Mom is embarrassed. I'm embarrassed and angry. The daughter smiles and thanks me. They leave.

So I'm walking back to my car and I think, damn, before four years are up that woman is going to need a lot more than milk from me. And every headline I'm seeing today tells me that that is so. And how symbolic is it that I get to worry about healthcare, chicken and pomegranates and she's dealing with milk?

This is not a post about me or my needs or me being a nice white guy. None of that works.

This is not a post about the white, Anglo-Saxon and protestant ethic that says that that mom should have taken back the candy and bought the milk. Most kids like sweets, most moms want to provide for their kids and see them smile, we have no business interfering when that happens and shaming a family.

This is a post that says that we need to prepare for real forms of resistance and sanctuary based on a conscious organizing strategy that intersects race with class and gender. Working-class people will recognize one another and can help one another, but we need the solidarity and encouragement to do it across race and national lines. Keep picking up the milk for those women with the kids, keep explaining that it's solidarity, and don't do it because it makes you feel good---do it because it's absolutely needed. But what we really need right here and right now is help making that a journey of solidarity and turning solidarity into resistance and turning resistance into winning. Milk and healthcare for all are pretty good demands to start with. It can happen.
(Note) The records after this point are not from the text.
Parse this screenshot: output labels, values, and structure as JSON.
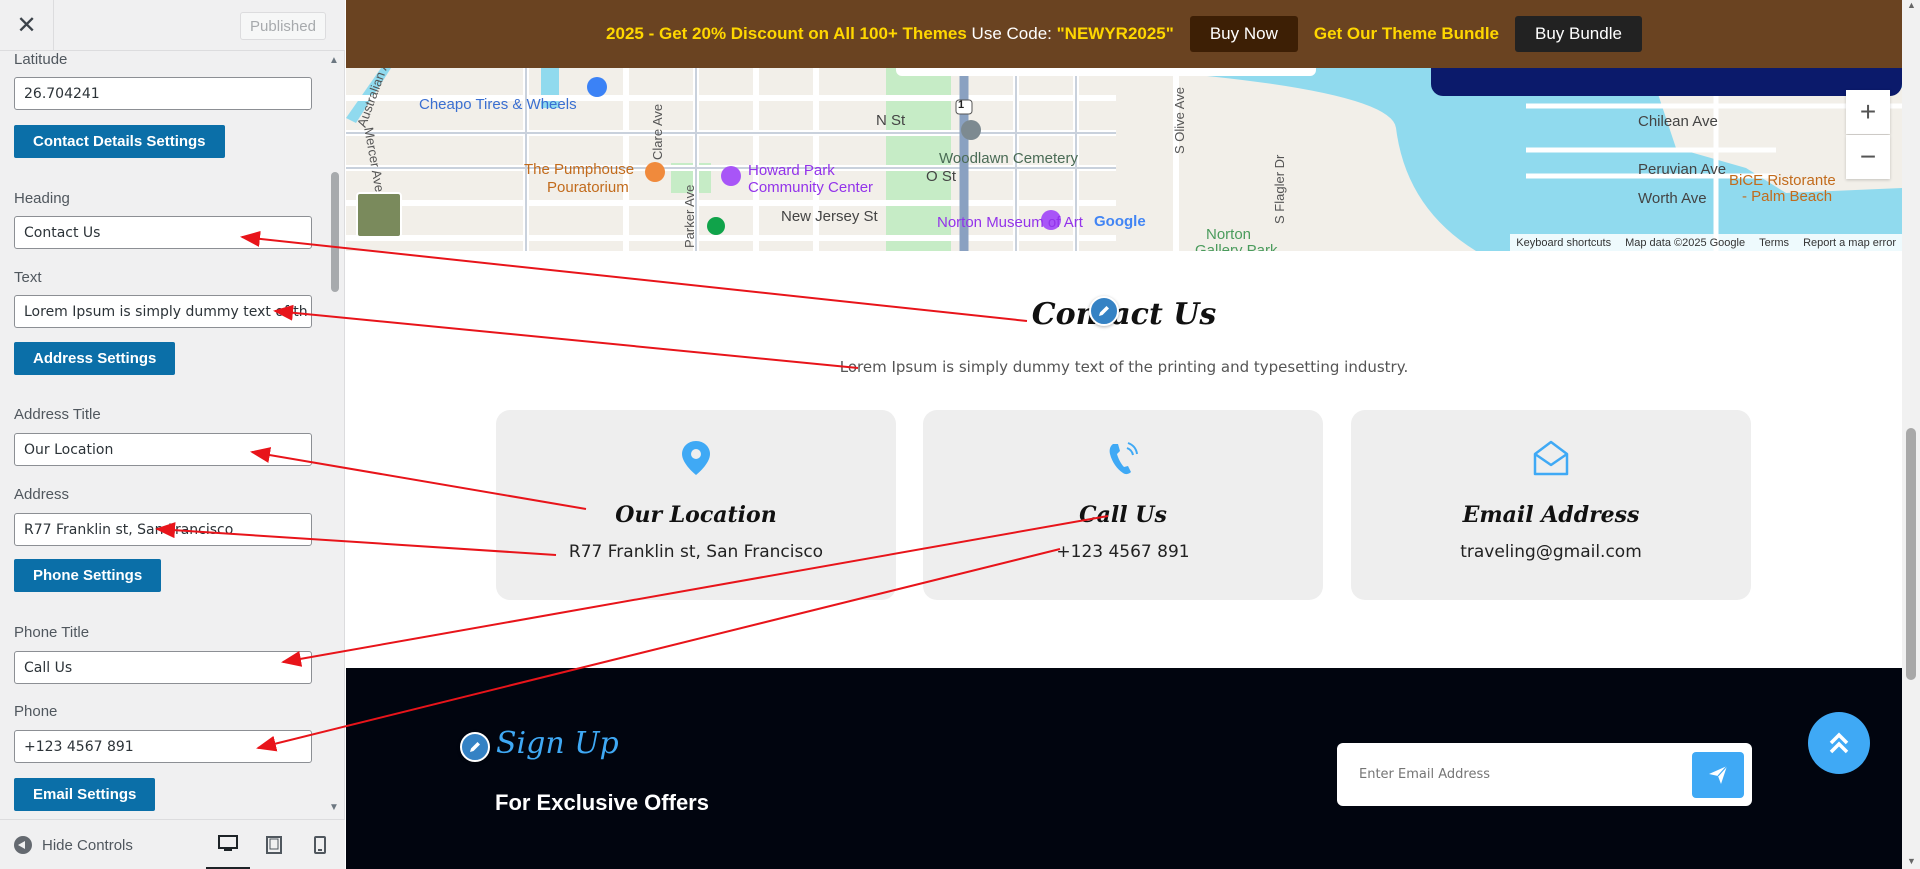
{
  "sidebar": {
    "close_label": "✕",
    "published_label": "Published",
    "latitude": {
      "label": "Latitude",
      "value": "26.704241"
    },
    "contact_details_btn": "Contact Details Settings",
    "heading": {
      "label": "Heading",
      "value": "Contact Us"
    },
    "text": {
      "label": "Text",
      "value": "Lorem Ipsum is simply dummy text of th"
    },
    "address_settings_btn": "Address Settings",
    "address_title": {
      "label": "Address Title",
      "value": "Our Location"
    },
    "address": {
      "label": "Address",
      "value": "R77 Franklin st, San Francisco"
    },
    "phone_settings_btn": "Phone Settings",
    "phone_title": {
      "label": "Phone Title",
      "value": "Call Us"
    },
    "phone": {
      "label": "Phone",
      "value": "+123 4567 891"
    },
    "email_settings_btn": "Email Settings",
    "hide_controls": "Hide Controls"
  },
  "promo": {
    "text_highlight": "2025 - Get 20% Discount on All 100+ Themes",
    "text_plain": "Use Code:",
    "code": "\"NEWYR2025\"",
    "buy_now": "Buy Now",
    "bundle_text": "Get Our Theme Bundle",
    "buy_bundle": "Buy Bundle"
  },
  "map": {
    "labels": {
      "cheapo": "Cheapo Tires & Wheels",
      "pumphouse_1": "The Pumphouse",
      "pumphouse_2": "Pouratorium",
      "howard_1": "Howard Park",
      "howard_2": "Community Center",
      "woodlawn": "Woodlawn Cemetery",
      "norton_museum": "Norton Museum of Art",
      "new_jersey": "New Jersey St",
      "n_st": "N St",
      "o_st": "O St",
      "chilean": "Chilean Ave",
      "peruvian": "Peruvian Ave",
      "worth": "Worth Ave",
      "bice_1": "BiCE Ristorante",
      "bice_2": "- Palm Beach",
      "clare": "Clare Ave",
      "parker": "Parker Ave",
      "mercer": "Mercer Ave",
      "australian": "Australian Av",
      "olive": "S Olive Ave",
      "flagler": "S Flagler Dr",
      "norton_gallery_1": "Norton",
      "norton_gallery_2": "Gallery Park",
      "route": "1",
      "google": "Google"
    },
    "attribution": [
      "Keyboard shortcuts",
      "Map data ©2025 Google",
      "Terms",
      "Report a map error"
    ],
    "zoom_in": "+",
    "zoom_out": "−"
  },
  "contact": {
    "heading": "Contact Us",
    "text": "Lorem Ipsum is simply dummy text of the printing and typesetting industry.",
    "cards": [
      {
        "title": "Our Location",
        "value": "R77 Franklin st, San Francisco",
        "icon": "location-pin-icon"
      },
      {
        "title": "Call Us",
        "value": "+123 4567 891",
        "icon": "phone-ringing-icon"
      },
      {
        "title": "Email Address",
        "value": "traveling@gmail.com",
        "icon": "envelope-open-icon"
      }
    ]
  },
  "footer": {
    "signup_title": "Sign Up",
    "signup_sub": "For Exclusive Offers",
    "email_placeholder": "Enter Email Address"
  },
  "colors": {
    "accent": "#3fa9f5",
    "section_button": "#0b6fa8",
    "promo_bg": "#6a4321",
    "footer_bg": "#01050f",
    "annotation_arrow": "#e8141a"
  }
}
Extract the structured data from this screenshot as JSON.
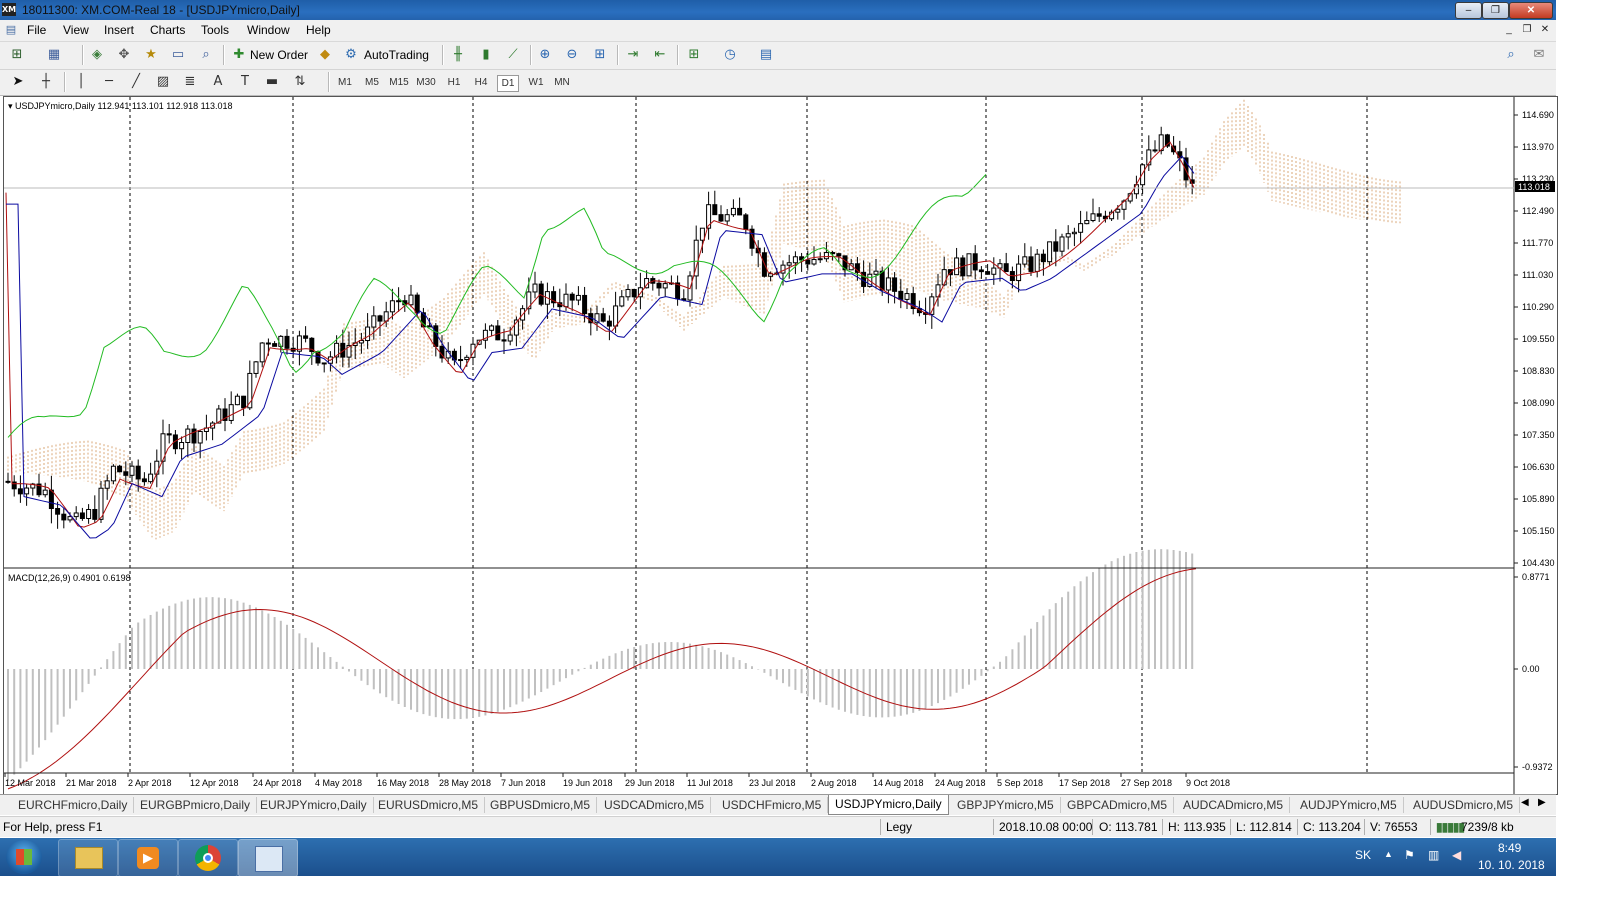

It has to, right?

1 comment:

  1. Agreed, but I'm not sure what form that resistance should take. When people march and wave signs for a few hours, they feel solidarity, but then what? I think what's needed more than anything are political victories. There will be a mid-term election in 2 years, and it's typical for more than 60% of the electorate to not participate in mid-terms. How do we engage the disengaged?